Preparation and characterization of a biocompatible glucose-sensitive electrospun nanofibers scaffolds containing dexamethasone with enhanced osteogenic properties in vitro high glucose environment

Abstract

Abstract Diabetes has made it challenging to repair alveolar bone defects. A successful method for bone repair utilizes a glucose-sensitive osteogenic drug delivery. This study created a new glucose-sensitive nanofiber scaffold with controlled dexamethasone (DEX) release. DEX-loaded polycaprolactone/chitosan nanofibers scaffolds were created using electrospinning. The nanofibers had high porosity (>90%) and proper drug loading efficiency (85.51 ± 1.21%).

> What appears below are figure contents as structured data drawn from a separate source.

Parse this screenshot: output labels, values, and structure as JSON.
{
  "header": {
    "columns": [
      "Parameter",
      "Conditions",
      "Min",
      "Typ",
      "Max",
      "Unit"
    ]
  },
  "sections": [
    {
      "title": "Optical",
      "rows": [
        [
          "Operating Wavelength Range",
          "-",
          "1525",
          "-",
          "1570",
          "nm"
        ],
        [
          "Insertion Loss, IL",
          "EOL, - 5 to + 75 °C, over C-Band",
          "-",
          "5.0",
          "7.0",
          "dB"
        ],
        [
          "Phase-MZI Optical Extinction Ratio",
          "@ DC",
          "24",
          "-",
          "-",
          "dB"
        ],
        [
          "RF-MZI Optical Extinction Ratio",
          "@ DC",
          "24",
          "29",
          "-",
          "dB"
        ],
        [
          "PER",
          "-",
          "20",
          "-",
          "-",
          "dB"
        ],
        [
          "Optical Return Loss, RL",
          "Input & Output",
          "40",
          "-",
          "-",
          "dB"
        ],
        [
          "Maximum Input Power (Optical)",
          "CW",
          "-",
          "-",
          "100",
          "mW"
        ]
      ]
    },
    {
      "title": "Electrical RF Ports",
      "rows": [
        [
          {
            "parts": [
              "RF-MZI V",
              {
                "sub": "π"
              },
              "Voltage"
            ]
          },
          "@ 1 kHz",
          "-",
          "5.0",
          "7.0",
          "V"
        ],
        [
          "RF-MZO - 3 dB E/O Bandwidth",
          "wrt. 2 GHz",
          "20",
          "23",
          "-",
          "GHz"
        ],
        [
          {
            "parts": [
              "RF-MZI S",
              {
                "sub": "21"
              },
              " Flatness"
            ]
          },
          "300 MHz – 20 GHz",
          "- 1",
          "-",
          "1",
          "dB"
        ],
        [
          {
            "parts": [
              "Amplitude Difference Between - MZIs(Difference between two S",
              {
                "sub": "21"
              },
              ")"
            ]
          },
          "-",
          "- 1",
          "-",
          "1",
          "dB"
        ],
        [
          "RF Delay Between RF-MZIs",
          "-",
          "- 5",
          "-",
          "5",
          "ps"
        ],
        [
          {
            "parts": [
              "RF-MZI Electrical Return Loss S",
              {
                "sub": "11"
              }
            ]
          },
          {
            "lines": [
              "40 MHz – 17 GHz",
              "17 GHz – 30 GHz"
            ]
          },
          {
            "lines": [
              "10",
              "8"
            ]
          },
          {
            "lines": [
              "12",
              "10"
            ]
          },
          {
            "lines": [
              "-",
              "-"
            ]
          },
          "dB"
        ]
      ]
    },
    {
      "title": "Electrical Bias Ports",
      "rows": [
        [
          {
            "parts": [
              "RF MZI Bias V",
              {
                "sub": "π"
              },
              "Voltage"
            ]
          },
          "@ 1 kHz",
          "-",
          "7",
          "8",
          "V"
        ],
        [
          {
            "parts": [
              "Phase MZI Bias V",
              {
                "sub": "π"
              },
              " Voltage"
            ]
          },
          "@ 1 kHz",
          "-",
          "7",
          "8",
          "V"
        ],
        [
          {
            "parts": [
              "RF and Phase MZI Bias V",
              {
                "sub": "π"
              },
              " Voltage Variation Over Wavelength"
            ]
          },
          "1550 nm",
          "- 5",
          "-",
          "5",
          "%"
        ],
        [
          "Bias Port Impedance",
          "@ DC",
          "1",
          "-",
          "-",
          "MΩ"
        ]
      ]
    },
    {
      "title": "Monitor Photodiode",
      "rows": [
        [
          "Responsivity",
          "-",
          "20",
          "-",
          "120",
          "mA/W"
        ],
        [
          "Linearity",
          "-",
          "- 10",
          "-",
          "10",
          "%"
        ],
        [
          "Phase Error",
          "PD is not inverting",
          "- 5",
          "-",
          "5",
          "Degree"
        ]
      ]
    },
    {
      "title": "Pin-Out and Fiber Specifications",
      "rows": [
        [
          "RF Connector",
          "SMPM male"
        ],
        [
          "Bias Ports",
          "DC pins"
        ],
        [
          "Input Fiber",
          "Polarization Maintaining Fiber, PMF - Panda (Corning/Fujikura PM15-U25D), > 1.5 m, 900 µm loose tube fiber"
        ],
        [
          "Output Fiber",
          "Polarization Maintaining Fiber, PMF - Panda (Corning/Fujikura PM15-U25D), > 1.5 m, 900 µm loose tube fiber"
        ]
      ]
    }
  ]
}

Then, glucose oxidase (GOD) was immobilized on the obtained scaffolds by a natural biological cross-linking agent, genipin (GnP), after soaking in the mixture solution containing GOD and GnP. The enzyme properties and glucose sensitivity of the nanofibers were investigated. The results showed that GOD was immobilized on the nanofibers and exhibited good enzyme activity and stability. Meanwhile, the nanofibers expanded gradually in response to the increase in glucose concentration, followed by the release of DEX increased. The phenomena indicated that the nanofibers could sense glucose fluctuation and possess favorable glucose sensitivity. In addition, the GnP nanofibers group showed lower cytotoxicity in the biocompatibility test compared with a traditional chemical cross-linking agent. Lastly, the associated osteogenesis evaluation found that the scaffolds effectively promoted MC3T3-E1 cells’ osteogenic differentiation in high-glucose environments. As a result, the glucose-sensitive nanofibers scaffolds offer a viable treatment option for people with diabetes with alveolar bone defects.